Perhaps hearing the bathroom door open, Mrs. Mc-Henry came into the hallway from the second room on the left. “What time will you be getting up in the morning, Annie?”

“I’m—not sure.”

“I was asking because of breakfast.”

“Oh.” She’d momentarily forgotten the second part of bed-and-breakfast. “Whatever suits you is fine with me.”

“Well, I always go to Sunday School and church.…”

“What time are they?”

“Sunday School at 9:30, church at 10:45.”

“Do you get dressed and ready before eating?”

“Usually. Almost always when folks are staying here.”

“So what time should I be downstairs?”

“Is 8:15 too early?”

There was hopefulness in her voice. “Sounds fine.”

Andi had started toward her room again when she heard Gram say, “I hope you won’t mind, but Keith often comes for Sunday breakfast, then we walk to church together.”

“That makes it nice for both of you.”

“Yes, it does. Especially since his fiancée broke off their engagement last fall—and went off with some fellow she’d known less than two months! Keith and Sandy used to go to church and everywhere together…You’re welcome to go with us,” Gram invited. “We have an excellent pastor.”

Andi had no intention of allowing herself to be coaxed, so was evasive. “We’ll see in the morning.” She stopped to look at titles on the spines of old volumes in the tall, glass-fronted bookcase next to her doorway, and Gram came to stand beside her. “Most of these were Mother’s, some her mother’s—and some my own additions.” Opening the doors, her hand caressed the books.

Recognizing only a few of the authors, Andi randomly pulled out one book, Daddy-Long-Legs. “These covers are attractive—like this one, with its vine-surrounded heart and still-red roses. Modern publishers could take lessons.”

She opened the book and read aloud. “By Jean Webster, With illustrations by the author and scenes from the photo-play, produced by the Mary Pickford Company starring Mary Pickford.” Curious, she turned the page and was not surprised to find its copyright date was 1912.

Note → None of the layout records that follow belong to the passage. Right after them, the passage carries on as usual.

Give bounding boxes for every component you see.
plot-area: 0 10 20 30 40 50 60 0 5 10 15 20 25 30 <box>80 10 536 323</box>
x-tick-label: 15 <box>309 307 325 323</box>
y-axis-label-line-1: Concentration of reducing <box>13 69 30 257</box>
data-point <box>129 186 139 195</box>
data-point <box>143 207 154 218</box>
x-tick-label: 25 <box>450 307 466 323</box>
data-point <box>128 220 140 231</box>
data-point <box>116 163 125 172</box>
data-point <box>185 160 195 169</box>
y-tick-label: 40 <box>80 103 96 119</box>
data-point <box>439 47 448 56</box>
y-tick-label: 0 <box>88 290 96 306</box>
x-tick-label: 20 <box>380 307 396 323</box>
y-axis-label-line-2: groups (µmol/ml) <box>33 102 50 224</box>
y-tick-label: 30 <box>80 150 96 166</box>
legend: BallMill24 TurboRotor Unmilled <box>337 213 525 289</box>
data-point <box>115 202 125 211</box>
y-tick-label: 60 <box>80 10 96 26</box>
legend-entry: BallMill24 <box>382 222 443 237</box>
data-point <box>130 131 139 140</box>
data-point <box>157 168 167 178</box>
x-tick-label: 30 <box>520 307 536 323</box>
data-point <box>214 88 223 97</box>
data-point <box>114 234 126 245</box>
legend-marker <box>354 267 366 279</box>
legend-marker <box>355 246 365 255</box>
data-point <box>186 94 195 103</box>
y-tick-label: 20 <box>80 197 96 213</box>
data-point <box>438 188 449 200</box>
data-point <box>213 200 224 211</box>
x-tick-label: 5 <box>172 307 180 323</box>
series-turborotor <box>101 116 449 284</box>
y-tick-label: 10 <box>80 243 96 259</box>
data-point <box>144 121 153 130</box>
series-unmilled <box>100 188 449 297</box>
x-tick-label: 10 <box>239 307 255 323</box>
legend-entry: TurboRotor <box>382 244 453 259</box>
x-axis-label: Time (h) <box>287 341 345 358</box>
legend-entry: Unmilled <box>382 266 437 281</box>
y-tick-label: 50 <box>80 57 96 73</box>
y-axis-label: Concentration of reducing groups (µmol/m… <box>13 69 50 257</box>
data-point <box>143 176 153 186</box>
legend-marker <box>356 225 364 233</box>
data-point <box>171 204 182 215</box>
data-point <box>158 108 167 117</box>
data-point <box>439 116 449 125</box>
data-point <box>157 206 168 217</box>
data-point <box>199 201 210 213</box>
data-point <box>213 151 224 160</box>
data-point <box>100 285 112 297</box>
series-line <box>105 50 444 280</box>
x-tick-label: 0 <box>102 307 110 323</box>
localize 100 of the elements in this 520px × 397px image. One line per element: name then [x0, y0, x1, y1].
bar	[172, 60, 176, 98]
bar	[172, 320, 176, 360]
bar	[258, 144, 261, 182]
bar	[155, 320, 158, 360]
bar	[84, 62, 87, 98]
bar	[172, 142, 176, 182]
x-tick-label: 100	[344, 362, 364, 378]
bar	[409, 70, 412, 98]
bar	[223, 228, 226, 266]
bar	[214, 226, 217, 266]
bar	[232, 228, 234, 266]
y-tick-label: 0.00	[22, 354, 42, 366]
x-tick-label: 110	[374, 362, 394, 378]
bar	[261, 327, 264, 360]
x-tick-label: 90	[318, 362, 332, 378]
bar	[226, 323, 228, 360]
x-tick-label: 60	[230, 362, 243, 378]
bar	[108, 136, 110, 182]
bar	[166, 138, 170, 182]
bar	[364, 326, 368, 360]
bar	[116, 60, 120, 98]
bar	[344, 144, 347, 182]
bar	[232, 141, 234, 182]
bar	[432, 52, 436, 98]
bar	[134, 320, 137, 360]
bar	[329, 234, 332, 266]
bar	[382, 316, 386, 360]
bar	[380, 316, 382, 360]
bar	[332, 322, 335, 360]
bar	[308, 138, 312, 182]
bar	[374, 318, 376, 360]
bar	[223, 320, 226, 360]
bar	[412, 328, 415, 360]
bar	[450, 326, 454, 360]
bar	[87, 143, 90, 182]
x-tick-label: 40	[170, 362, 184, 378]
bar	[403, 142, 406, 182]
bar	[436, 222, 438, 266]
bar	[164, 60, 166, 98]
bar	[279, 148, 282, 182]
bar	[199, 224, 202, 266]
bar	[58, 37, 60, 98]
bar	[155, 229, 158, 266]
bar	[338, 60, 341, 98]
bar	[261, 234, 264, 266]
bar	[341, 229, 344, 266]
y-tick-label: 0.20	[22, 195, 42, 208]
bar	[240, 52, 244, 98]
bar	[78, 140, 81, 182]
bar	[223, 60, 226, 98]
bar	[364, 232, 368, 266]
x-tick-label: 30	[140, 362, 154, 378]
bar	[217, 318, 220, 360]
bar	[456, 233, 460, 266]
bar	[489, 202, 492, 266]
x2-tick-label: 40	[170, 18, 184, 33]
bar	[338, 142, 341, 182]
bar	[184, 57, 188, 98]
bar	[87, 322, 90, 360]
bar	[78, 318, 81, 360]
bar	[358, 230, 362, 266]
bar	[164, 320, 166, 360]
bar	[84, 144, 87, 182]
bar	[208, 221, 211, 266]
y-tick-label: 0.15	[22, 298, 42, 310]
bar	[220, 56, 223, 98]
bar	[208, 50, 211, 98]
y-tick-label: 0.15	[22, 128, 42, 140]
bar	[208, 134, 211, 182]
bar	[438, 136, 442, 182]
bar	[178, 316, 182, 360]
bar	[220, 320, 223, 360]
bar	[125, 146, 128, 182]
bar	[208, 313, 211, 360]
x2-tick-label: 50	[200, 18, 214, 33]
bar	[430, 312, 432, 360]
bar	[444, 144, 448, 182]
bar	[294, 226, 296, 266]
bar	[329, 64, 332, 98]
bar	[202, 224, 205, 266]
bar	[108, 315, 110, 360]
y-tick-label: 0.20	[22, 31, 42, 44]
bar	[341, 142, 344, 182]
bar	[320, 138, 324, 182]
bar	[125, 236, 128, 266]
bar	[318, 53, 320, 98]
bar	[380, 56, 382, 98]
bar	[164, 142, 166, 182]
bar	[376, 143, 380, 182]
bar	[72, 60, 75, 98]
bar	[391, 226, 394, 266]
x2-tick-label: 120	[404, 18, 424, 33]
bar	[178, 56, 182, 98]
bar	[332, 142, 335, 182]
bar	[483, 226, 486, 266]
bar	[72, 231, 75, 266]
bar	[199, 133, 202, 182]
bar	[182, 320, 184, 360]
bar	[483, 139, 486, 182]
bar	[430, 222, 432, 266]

Several pages were coming loose, so she handled the fragile volume with care, appreciating that the black-and-white photos were as clear and sharp as when published. “May I borrow this tonight? I often read myself to sleep.” Always have to, actually, said an inner voice.

“Of course—that or anything. I read them when a girl, my kids did, then the grandkids. You might as well, too.”

It felt good to be included with the family of this friendly, outgoing woman. Andi sighed with contentment as she climbed into the high old rope-bed and leaned back on pillows propped against the headboard.

The book had large margins, so she supposed she’d finish the whole thing before falling asleep.

But she drifted off at page sixty-three.

Laughter, teasing, wind blowing her hair. The squealing of wheels making sharp turns, the exhilarating high of speed.

Excitement turning into concern.

Reaching out, Please, Jon, slow down.

Laughing reassurance that he’d never had an accident.

Child running into the road.

Scream of brakes. Grinding protest of car’s frame.

Massive tree.

Thunderous crash of metal. Of glass.

Folding back of metal, wrapping itself around Jon.

Around her.

Agony…!

Andi awoke, gasping for air, reaching for Jon—who was not there. Staring wide-eyed around the unfamiliar room, lighted only by moon-glow filtered through maple leaves.

Submerged in terror.

Oh, God! But she’d given up on God long ago—as He’d doubtless given up on her.